Fanny Cook, a Jewish woman from St. Charles, Missouri, played a key role in the fight. She was a writer, her first book published in 1938 about a middle-class white woman who fought to help minorities in the labor force. The story was fictional, but provided an insight into Cook's opinion about labor issues. In 1939, Cook stayed with a local family who in the Bootheel to work on her next novel. She found the experience enriching but hated what she saw. This is what I found from an article "St. Louis and the Sharecroppers: Urban Connections to a Rural Protest."
"According to Cook, state police "dumped" the roadside demonstrators at camps in various locations in the Bootheel after clearing their tents from the roadside. In Charleston, they lived in stalls made of cardboard boxes, propped up against bare walls, and they had no running water or privies. Women gave birth without medical care. Others lived out in the country in similar circumstances. As a doctor's wife, Cook lamented that sick people lay in makeshift beds in rough camps with no one to determine what ailed them. Although she went to the Bootheel to obtain material for a novel, Cook became personally involved in the sharecroppers' cause.
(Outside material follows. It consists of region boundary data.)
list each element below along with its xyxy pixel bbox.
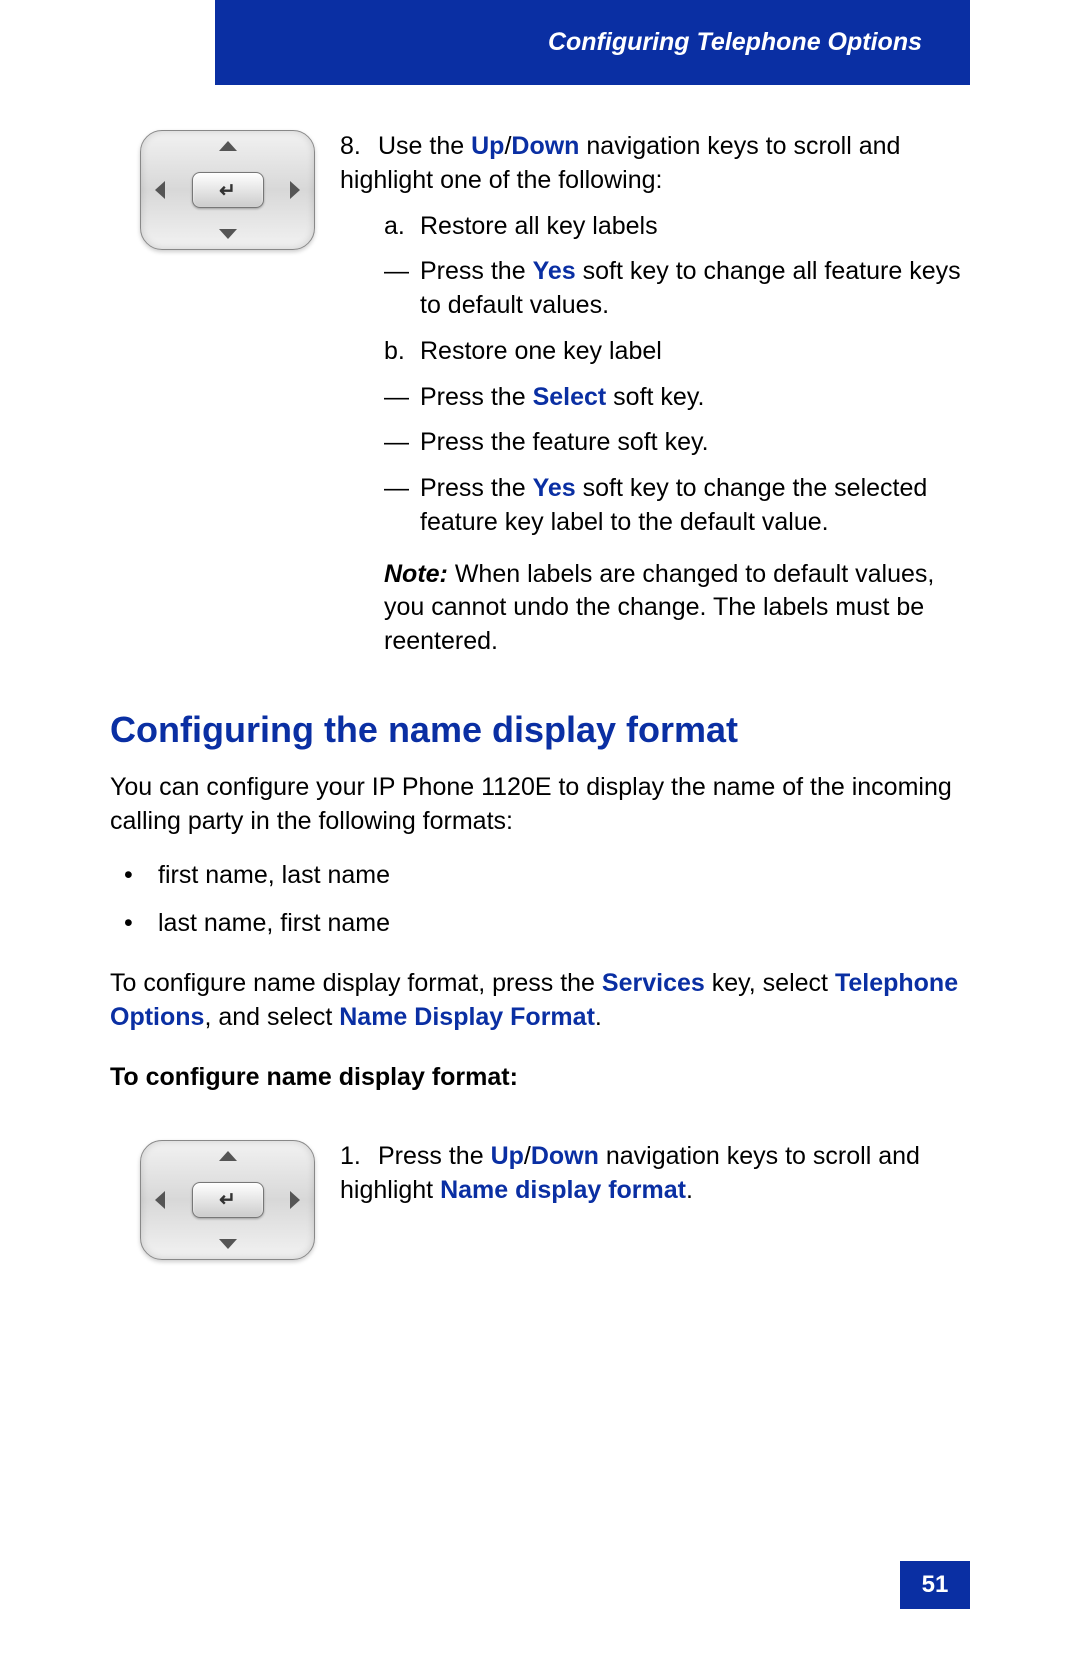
up-key: Up [491, 1142, 524, 1170]
dash: — [384, 255, 420, 323]
nav-pad-col: ↵ [110, 1140, 310, 1260]
nav-down-icon [219, 229, 237, 239]
step-8-row: ↵ 8.Use the Up/Down navigation keys to s… [110, 130, 970, 659]
down-key: Down [531, 1142, 599, 1170]
step-number: 1. [340, 1140, 378, 1174]
step-8-lead: 8.Use the Up/Down navigation keys to scr… [340, 130, 970, 198]
sub-b-dash3: — Press the Yes soft key to change the s… [384, 472, 970, 540]
nav-left-icon [155, 181, 165, 199]
dash: — [384, 426, 420, 460]
bullet-dot: • [124, 852, 158, 900]
dash-text: Press the Yes soft key to change all fea… [420, 255, 970, 323]
bullet-list: • first name, last name • last name, fir… [124, 852, 970, 947]
nav-up-icon [219, 141, 237, 151]
bullet-item-2: • last name, first name [124, 900, 970, 948]
enter-arrow-icon: ↵ [219, 178, 236, 203]
nav-left-icon [155, 1191, 165, 1209]
step-number: 8. [340, 130, 378, 164]
nav-right-icon [290, 1191, 300, 1209]
nav-enter-button: ↵ [192, 172, 264, 208]
header-title: Configuring Telephone Options [548, 28, 922, 57]
sub-a-label: a. [384, 210, 420, 244]
note-text: When labels are changed to default value… [384, 560, 934, 656]
note-block: Note: When labels are changed to default… [384, 558, 970, 659]
procedure-subhead: To configure name display format: [110, 1063, 970, 1092]
nav-right-icon [290, 181, 300, 199]
nav-enter-button: ↵ [192, 1182, 264, 1218]
sub-a-dash1: — Press the Yes soft key to change all f… [384, 255, 970, 323]
nav-pad-col: ↵ [110, 130, 310, 659]
enter-arrow-icon: ↵ [219, 1187, 236, 1212]
lead-a: Use the [378, 132, 471, 160]
services-key: Services [602, 969, 705, 997]
step-1-text: 1.Press the Up/Down navigation keys to s… [340, 1140, 970, 1260]
page-content: ↵ 8.Use the Up/Down navigation keys to s… [110, 130, 970, 1280]
header-bar: Configuring Telephone Options [215, 0, 970, 85]
name-display-format-target: Name display format [440, 1176, 686, 1204]
select-key: Select [533, 383, 607, 411]
step-8-text: 8.Use the Up/Down navigation keys to scr… [340, 130, 970, 659]
up-key: Up [471, 132, 504, 160]
section-para2: To configure name display format, press … [110, 967, 970, 1035]
period: . [686, 1176, 693, 1204]
nav-down-icon [219, 1239, 237, 1249]
step-8-sublist: a. Restore all key labels — Press the Ye… [384, 210, 970, 540]
sub-a: a. Restore all key labels [384, 210, 970, 244]
dash-text: Press the Yes soft key to change the sel… [420, 472, 970, 540]
step-1-row: ↵ 1.Press the Up/Down navigation keys to… [110, 1140, 970, 1260]
sub-b-text: Restore one key label [420, 335, 662, 369]
navigation-pad-icon: ↵ [140, 130, 315, 250]
lead-a: Press the [378, 1142, 491, 1170]
note-label: Note: [384, 560, 448, 588]
slash: / [524, 1142, 531, 1170]
section-heading: Configuring the name display format [110, 709, 970, 751]
navigation-pad-icon: ↵ [140, 1140, 315, 1260]
yes-key: Yes [533, 474, 576, 502]
sub-b: b. Restore one key label [384, 335, 970, 369]
yes-key: Yes [533, 257, 576, 285]
dash: — [384, 472, 420, 540]
sub-a-text: Restore all key labels [420, 210, 658, 244]
section-para1: You can configure your IP Phone 1120E to… [110, 771, 970, 839]
down-key: Down [511, 132, 579, 160]
page-number: 51 [900, 1561, 970, 1609]
bullet-item-1: • first name, last name [124, 852, 970, 900]
name-display-format-key: Name Display Format [339, 1003, 595, 1031]
sub-b-dash1: — Press the Select soft key. [384, 381, 970, 415]
bullet-text: last name, first name [158, 900, 390, 948]
sub-b-label: b. [384, 335, 420, 369]
bullet-dot: • [124, 900, 158, 948]
sub-b-dash2: — Press the feature soft key. [384, 426, 970, 460]
dash-text: Press the Select soft key. [420, 381, 704, 415]
dash-text: Press the feature soft key. [420, 426, 709, 460]
nav-up-icon [219, 1151, 237, 1161]
dash: — [384, 381, 420, 415]
bullet-text: first name, last name [158, 852, 390, 900]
Later, she told a reporter for the Post-Dispatch that the poor people of Southeast Missouri had become her friends. "When people become your friends," she said, "you want to do something for them."
Looks like your project is coming along quite nicely now! I'm glad you've been able to find more information. I know you're focused more on the actual strike, but do you have an exact time period picked out for research?